Kahn is still in shock that the man he once knew as a friendly regular has been charged with murder. “He was sitting right there, in the corner table,” Kahn recalled. McArthur and another man would be there numerous times a week.

The booth is tucked into a space where white-tiled wall meets sunny yellow, with patterned pillows and the green leaves of another planter hanging down from a ledge above. There, McArthur used to order a “Big Bear” breakfast, or a tandoori chicken omelette – with extra spice.

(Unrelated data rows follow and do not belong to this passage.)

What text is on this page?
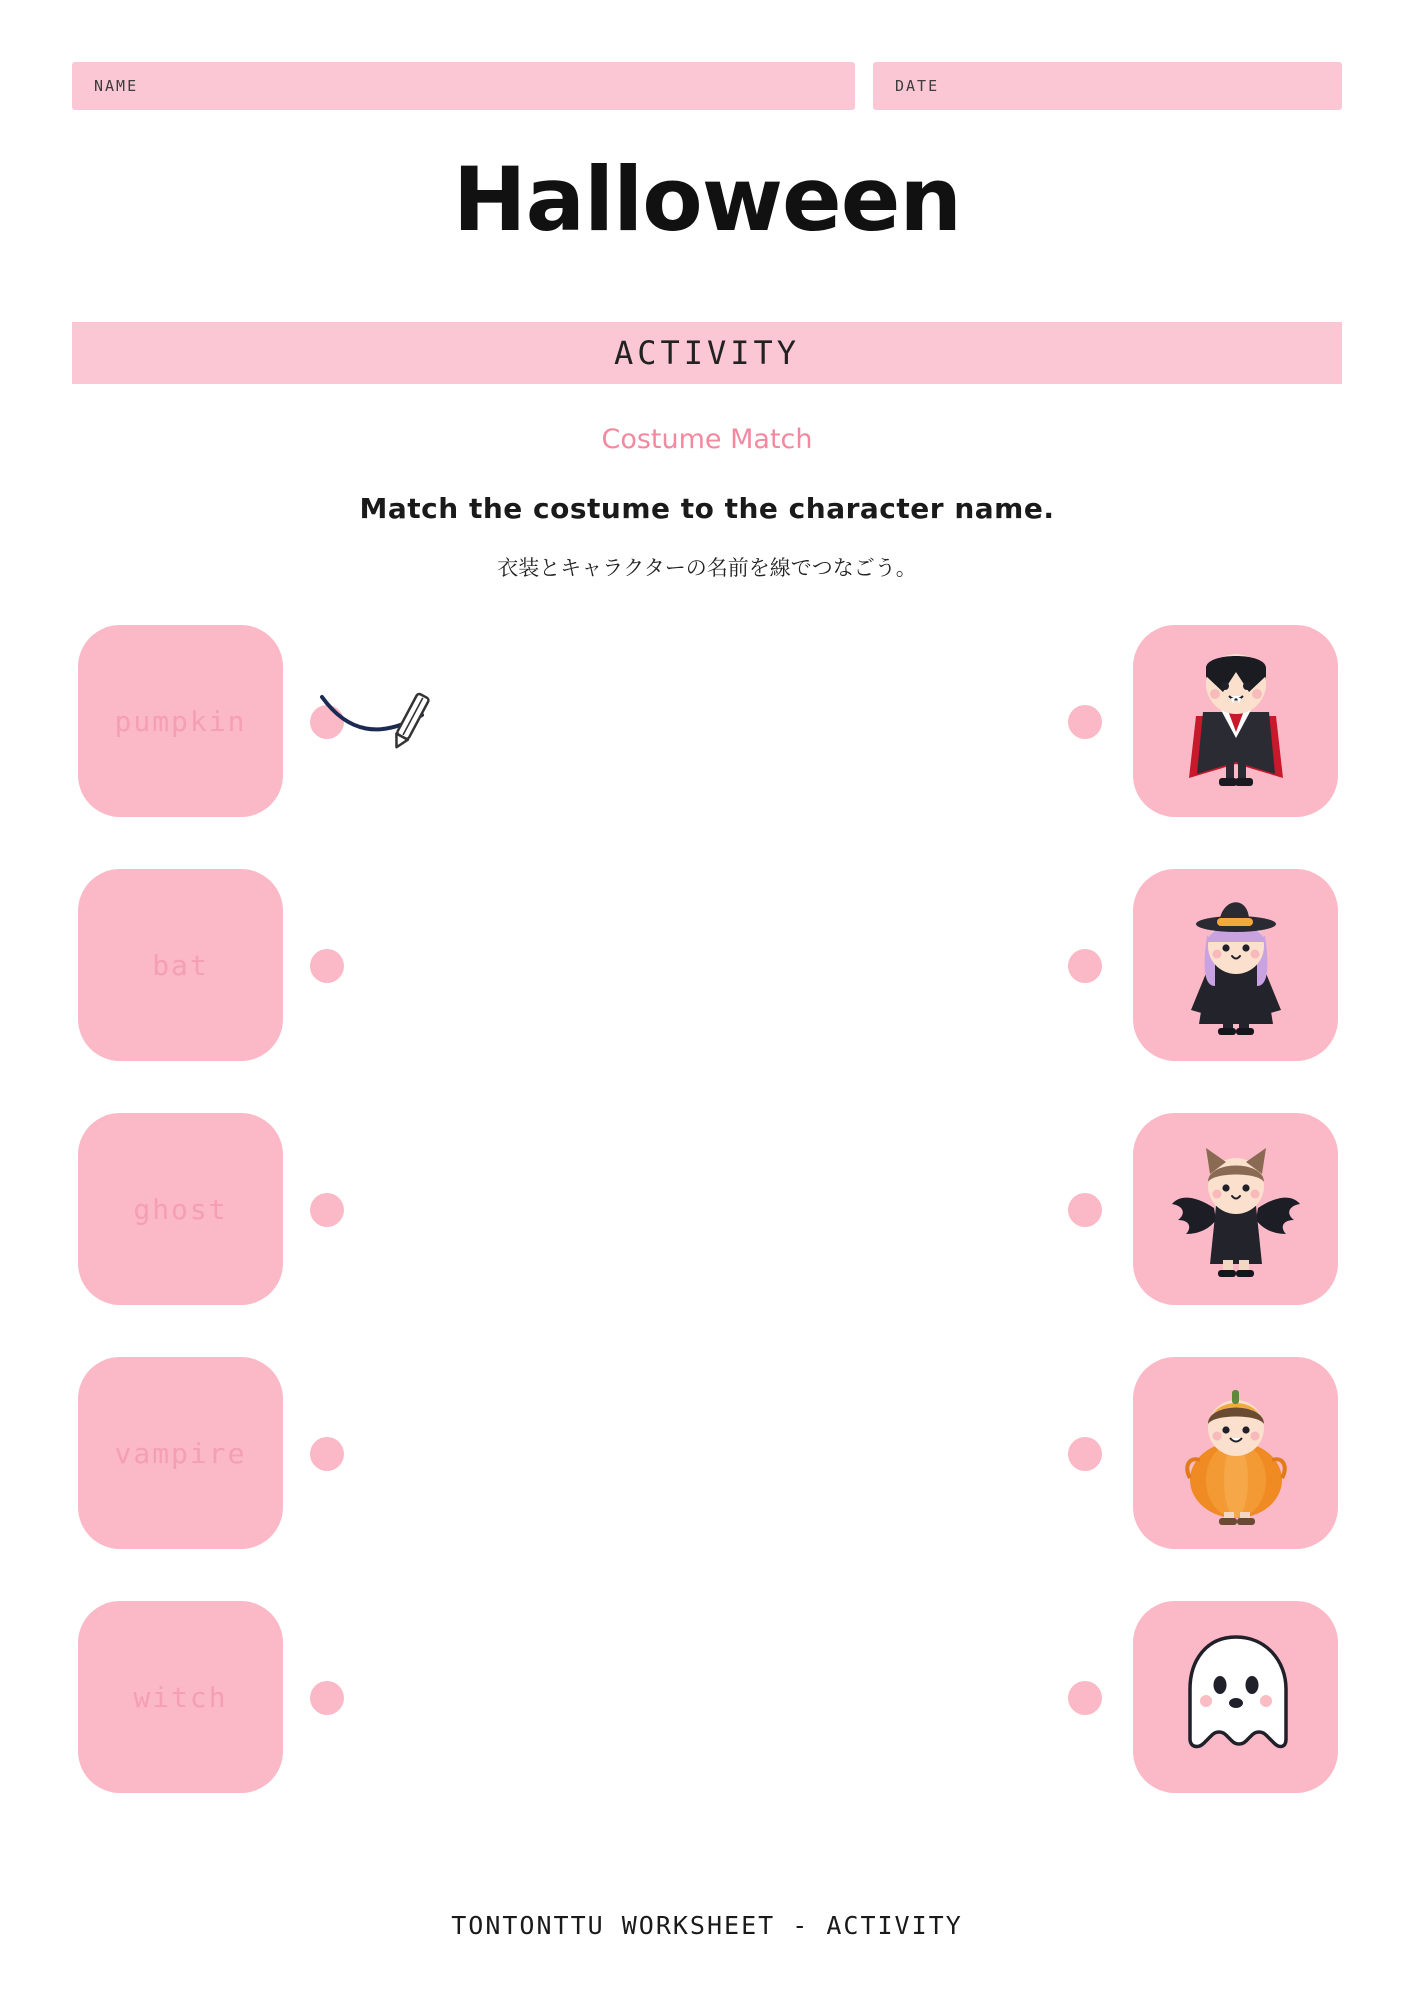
NAME	DATE
Halloween
ACTIVITY
Costume Match
Match the costume to the character name.
衣装とキャラクターの名前を線でつなごう。
pumpkin
bat
ghost
vampire
witch
TONTONTTU WORKSHEET - ACTIVITY
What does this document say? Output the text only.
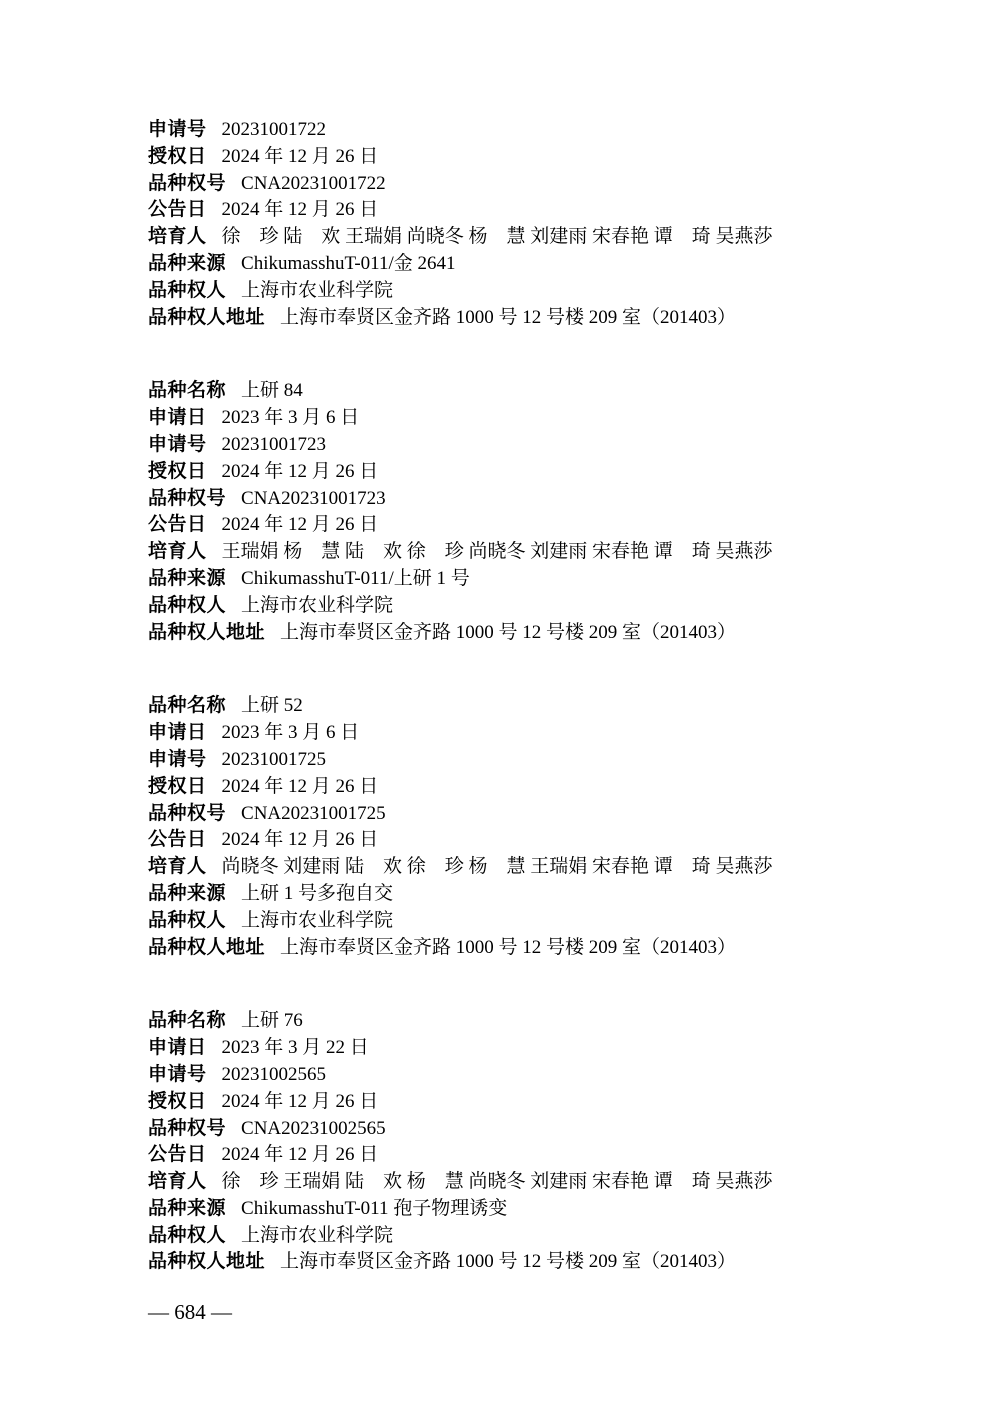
申请号 20231001722
授权日 2024 年 12 月 26 日
品种权号 CNA20231001722
公告日 2024 年 12 月 26 日
培育人 徐　珍 陆　欢 王瑞娟 尚晓冬 杨　慧 刘建雨 宋春艳 谭　琦 吴燕莎
品种来源 ChikumasshuT-011/金 2641
品种权人 上海市农业科学院
品种权人地址 上海市奉贤区金齐路 1000 号 12 号楼 209 室（201403）
品种名称 上研 84
申请日 2023 年 3 月 6 日
申请号 20231001723
授权日 2024 年 12 月 26 日
品种权号 CNA20231001723
公告日 2024 年 12 月 26 日
培育人 王瑞娟 杨　慧 陆　欢 徐　珍 尚晓冬 刘建雨 宋春艳 谭　琦 吴燕莎
品种来源 ChikumasshuT-011/上研 1 号
品种权人 上海市农业科学院
品种权人地址 上海市奉贤区金齐路 1000 号 12 号楼 209 室（201403）
品种名称 上研 52
申请日 2023 年 3 月 6 日
申请号 20231001725
授权日 2024 年 12 月 26 日
品种权号 CNA20231001725
公告日 2024 年 12 月 26 日
培育人 尚晓冬 刘建雨 陆　欢 徐　珍 杨　慧 王瑞娟 宋春艳 谭　琦 吴燕莎
品种来源 上研 1 号多孢自交
品种权人 上海市农业科学院
品种权人地址 上海市奉贤区金齐路 1000 号 12 号楼 209 室（201403）
品种名称 上研 76
申请日 2023 年 3 月 22 日
申请号 20231002565
授权日 2024 年 12 月 26 日
品种权号 CNA20231002565
公告日 2024 年 12 月 26 日
培育人 徐　珍 王瑞娟 陆　欢 杨　慧 尚晓冬 刘建雨 宋春艳 谭　琦 吴燕莎
品种来源 ChikumasshuT-011 孢子物理诱变
品种权人 上海市农业科学院
品种权人地址 上海市奉贤区金齐路 1000 号 12 号楼 209 室（201403）
— 684 —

But then, sometime towards the end of 2013, Kahn says, something changed. “One day he came by himself,” Kahn said. The restaurant owner asked what was going on, to which McArthur replied that his boyfriend was on vacation. “But I asked him, I said, ‘I saw him yesterday!’” Kahn recalled.

He said McArthur seemed “very angry,” and that he never saw him again.

“Bruce, honestly speaking, is a very nice, cool gentleman. He gave hugs to my children,” Kahn said, noting he would never have suspected McArthur would be capable of the things he is accused of.

Church Bistro has a large planter just inside the door that they say was given to them by Bruce Mcarthur.

Torstar News Service

Church Bistro has a large planter just inside the door that they say was given to them by Bruce Mcarthur.

Police said Wednesday that they’re expanding their search across the GTA. A source told the Star that searches extend to Peel and Durham regions, as well as the area around Yonge and St. Clair.

The search has also moved into the basement of a Leaside home, where human remains were confirmed to have been found outside in planters. A tent remains in the home’s backyard, where heaters are being used to thaw the ground. To dig into the earth, a forensic anthropologist will work essentially by hand, so as not to disturb the evidence.

Speaking at the home Wednesday, Idsinga said he still expects more charges to be laid, and that tips have come in from “around the world.”

Investigators are also still working their way through McArthur’s rented apartment in Thorncliffe Park, and expect to be there for some time.

Star columnist Ellie Tesher, who lives in the Yonge and St. Clair neighbourhood, said she hired McArthur to work on her property at the recommendation of a neighbour.

“The whole street feels sick about it,” Tesher said. Police scoured her yard with dogs on Sunday, and concluded it was clear, a fact she called a “relief.”

The extended search may be connected to the most recently announced victims. Both of the first men McArthur was charged with killing disappeared from the village. But new charges, announced Monday, cast a wider net. Those include the murder of Soroush Mahmudi – a manufacturing plant worker who once lived in Barrie with his wife, but had moved to Scarborough.

Police believe McArthur killed Mahmudi “on or about” Aug. 15, 2015, according to court documents — the last day the 50-year-old was seen alive by his home near Markham Rd. and Blakemanor Blvd.

Barrie neighbour Patsy Thorne remembered Mahmudi as kind and thoughtful. Their two units had decks side-by-side, and she recalled Mahmudi checking with her before installing a satellite dish, to make sure that it didn’t block her view.

Once, when a police car was outside their unit, Mahmudi inquired to make sure Thorne was okay.

“I guess he hadn’t seen me for a day or two, and he came knocking on my door,” she told the Star. The couple moved out suddenly, Thorne added, and she believes they moved to Toronto to be closer to family.

More than a dozen planters have been seized after police dogs detected “signs of decomposition,” Idsinga said. Investigators have not named the victims whose remains have already been recovered.

“As I said on Monday, if you haven’t heard from a loved one or a family member or a friend you think may be missing, please contact your local detachment and file that report,” he said.

“If we know where they are, we’ll let you know that. But if they’re not to be found, it’s obviously something this project team will look at.”